Challenging Stereotypes

I entered Seattle University for my Masters in Teaching in the fall of 1993. Writing that, I feel old. But I took part in something today that took me all the way back to “Fire Hose Week” in August of 1993. The week is an intense week of 8-hour days followed by hours of reading and reflection at night. I was in a program with 49 others and we’d get pretty close by the end of our year together. But the first day, I walked into the room to start meeting people and the first person I met said, “Ah, you must be a P.E. teacher and a football coach.” I guess being big and bald-headed will create an impression. “Nope. I’m going to be a chemistry teacher.” Needless to say, the person I was talking to was taken aback by my answer. I guess I challenged his stereotype of what a chemistry teacher looked like.

Today was another day where I got to challenge stereotypes.

I got invited as a guest poet to visit a grade 10 English class. One of the English teachers knew that I’d written a bit and had seen one of my poems that she thought would fit the poetry unit quite well. And she wanted to force her students to think about poetry from a new perspective. And to actually talk to a poet about his writing.

Last Friday the students were assigned two of my poems to read – anonymously. They didn’t know it was me. Granted, one of the poems made it relatively obvious, but I didn’t say anything. I showed up today and they asked, “Are you are sub today?” (The teacher had to be out of town for a conference, and with scheduling conflicts this was the best day for my visit.) “Nope.” I just smiled. “Wait. You’re the poet?!?”

“Yep. I’m the poet.”

I’d say it blew their minds a bit. I like that.

I talked about my connection to poetry, then read the first poem I wrote – about a student that was shot and killed my first year as a teacher in Los Angeles. It’s still tough for me to read, 18 years later. But I read it and shared my raw emotions. Then we discussed the poem a bit.

I followed this with my favorite poem, about a hike I did with my dad when I was younger.
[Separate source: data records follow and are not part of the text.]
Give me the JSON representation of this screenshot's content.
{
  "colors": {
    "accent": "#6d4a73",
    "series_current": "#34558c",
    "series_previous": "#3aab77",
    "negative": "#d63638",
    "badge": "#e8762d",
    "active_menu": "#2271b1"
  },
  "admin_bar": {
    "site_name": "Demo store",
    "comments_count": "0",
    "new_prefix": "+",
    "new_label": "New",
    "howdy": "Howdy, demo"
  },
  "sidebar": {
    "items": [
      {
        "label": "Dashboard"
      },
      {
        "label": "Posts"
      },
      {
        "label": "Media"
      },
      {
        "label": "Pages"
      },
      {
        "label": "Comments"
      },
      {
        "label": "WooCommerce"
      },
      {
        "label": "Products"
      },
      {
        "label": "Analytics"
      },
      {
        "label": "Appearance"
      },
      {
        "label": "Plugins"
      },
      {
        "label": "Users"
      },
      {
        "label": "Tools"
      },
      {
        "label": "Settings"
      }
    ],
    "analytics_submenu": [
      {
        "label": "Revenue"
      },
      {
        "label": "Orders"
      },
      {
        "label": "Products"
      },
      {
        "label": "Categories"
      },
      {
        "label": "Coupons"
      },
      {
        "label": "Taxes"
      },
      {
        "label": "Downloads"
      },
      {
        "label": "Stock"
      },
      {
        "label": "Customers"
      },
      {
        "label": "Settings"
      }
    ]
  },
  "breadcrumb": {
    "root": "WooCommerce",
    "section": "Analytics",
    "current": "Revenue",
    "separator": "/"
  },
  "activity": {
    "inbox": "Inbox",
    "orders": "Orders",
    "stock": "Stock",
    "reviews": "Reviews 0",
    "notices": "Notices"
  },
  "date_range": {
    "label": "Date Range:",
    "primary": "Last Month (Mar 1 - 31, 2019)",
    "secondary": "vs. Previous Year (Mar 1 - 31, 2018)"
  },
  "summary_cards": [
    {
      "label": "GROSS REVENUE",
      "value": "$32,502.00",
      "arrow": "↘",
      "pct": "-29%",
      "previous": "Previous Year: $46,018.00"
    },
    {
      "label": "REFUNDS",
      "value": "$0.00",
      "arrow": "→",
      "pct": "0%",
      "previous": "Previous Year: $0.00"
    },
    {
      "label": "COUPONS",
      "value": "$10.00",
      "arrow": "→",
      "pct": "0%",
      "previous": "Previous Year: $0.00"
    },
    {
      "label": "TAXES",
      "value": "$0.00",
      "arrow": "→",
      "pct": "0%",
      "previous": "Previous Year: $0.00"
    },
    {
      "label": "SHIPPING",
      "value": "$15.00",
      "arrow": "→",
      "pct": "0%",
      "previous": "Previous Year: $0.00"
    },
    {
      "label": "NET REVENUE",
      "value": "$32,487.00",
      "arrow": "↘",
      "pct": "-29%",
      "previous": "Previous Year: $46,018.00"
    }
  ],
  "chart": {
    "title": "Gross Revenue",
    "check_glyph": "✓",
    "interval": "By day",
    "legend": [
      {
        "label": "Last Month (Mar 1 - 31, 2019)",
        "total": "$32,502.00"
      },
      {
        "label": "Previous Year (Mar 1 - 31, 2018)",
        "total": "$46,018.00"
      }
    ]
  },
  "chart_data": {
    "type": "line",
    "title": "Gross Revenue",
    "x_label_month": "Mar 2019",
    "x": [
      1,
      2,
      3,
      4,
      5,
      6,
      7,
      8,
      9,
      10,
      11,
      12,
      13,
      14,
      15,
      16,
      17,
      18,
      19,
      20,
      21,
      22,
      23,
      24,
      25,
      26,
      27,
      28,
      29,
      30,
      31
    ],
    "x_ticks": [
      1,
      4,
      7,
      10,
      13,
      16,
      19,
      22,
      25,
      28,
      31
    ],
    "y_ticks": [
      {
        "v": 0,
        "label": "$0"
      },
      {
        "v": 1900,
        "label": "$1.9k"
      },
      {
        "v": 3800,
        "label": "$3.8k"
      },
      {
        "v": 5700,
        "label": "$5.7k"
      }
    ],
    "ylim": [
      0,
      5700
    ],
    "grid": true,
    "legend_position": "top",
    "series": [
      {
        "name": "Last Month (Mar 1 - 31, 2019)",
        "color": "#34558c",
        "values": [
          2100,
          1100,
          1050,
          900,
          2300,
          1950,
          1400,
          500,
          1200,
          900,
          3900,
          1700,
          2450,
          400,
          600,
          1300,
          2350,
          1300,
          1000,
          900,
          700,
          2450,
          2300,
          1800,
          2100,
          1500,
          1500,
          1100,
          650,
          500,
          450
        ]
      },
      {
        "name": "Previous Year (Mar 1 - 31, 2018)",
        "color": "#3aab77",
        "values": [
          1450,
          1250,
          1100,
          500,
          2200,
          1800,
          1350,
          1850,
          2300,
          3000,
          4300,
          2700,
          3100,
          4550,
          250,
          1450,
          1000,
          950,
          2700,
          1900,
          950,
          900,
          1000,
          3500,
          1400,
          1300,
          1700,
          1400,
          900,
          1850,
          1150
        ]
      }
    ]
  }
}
This poem is below. I wanted to share it.  We talked some more poetry, word choices, connections, and meaning. I was humbled by the response the students had, and their kind words on their way out the door. But before they left, I offered them a challenge. I held up my own personal poetry anthology, containing my own work along with some other poets (Edward Abbey, Amari Baraka, Langston Hughes, Walt Whitman, William Stafford, Derek Sheffield) and some work from former students. I said to them, “My challenge to you is to write a poem that I’ll want to include in my book.”

The first immediate response from a student, “Challenge accepted.”

I can’t wait to see what they write!

Naches Peak

(This poem is dedicated to the memory of my dad, who passed away May 21, 1996.)

As I walk towards the sky, the birds sing as if on stage.

I am their audience, but applause doesn’t seem appropriate.

Further along I go, wandering through the trees.  Will I reach my destination, or is this simply a journey, simply?

On the side of the trail, a trickle of water falls from the rocks.  In my mind, you are still standing next to me as we drink this pure water through our tent pole, erasing our thirst, yet we are still thirsty for more.  More time together, more time in the mountains, breathing pure air and drinking clean, cool water.

My hike continues past the pond filled with melt-water.  When we were here we stayed on the trail.  “Tread lightly,” is what you always taught me.

I continue, hiking through the trees as the memories become more vivid.  I walk back through time as you tell me to watch the trail, not looking up until you tell me.  I still remember what your boots looked like, as your feet pointed in opposite directions.  One step at a time, I watched you walk.  We reached the meadow, and you said I could look up.  You smiled with me as I stared in amazement at The Mountain that was just across the meadow.  I felt like I could touch Mt. Rainier.  We sat and ate our lunch here.  I can still taste the crisp apple, hear the sound of my bite.  As the apple nourished my body, the mountain nourished my soul.  I can taste the summer sausage and cheese we ate, I eat.  More nourishment.  More beauty.  As I sit here I think of how close I felt to you that day, even though we didn’t say a word during lunch.  We spoke without using words.  Our love of the mountains and of each other was all we needed.

After lunch, we kept hiking, I keep hiking.  When I finish, I arrive at where we started.  My path, our path, was a circle, no beginning, no end.  This is a journey, simply.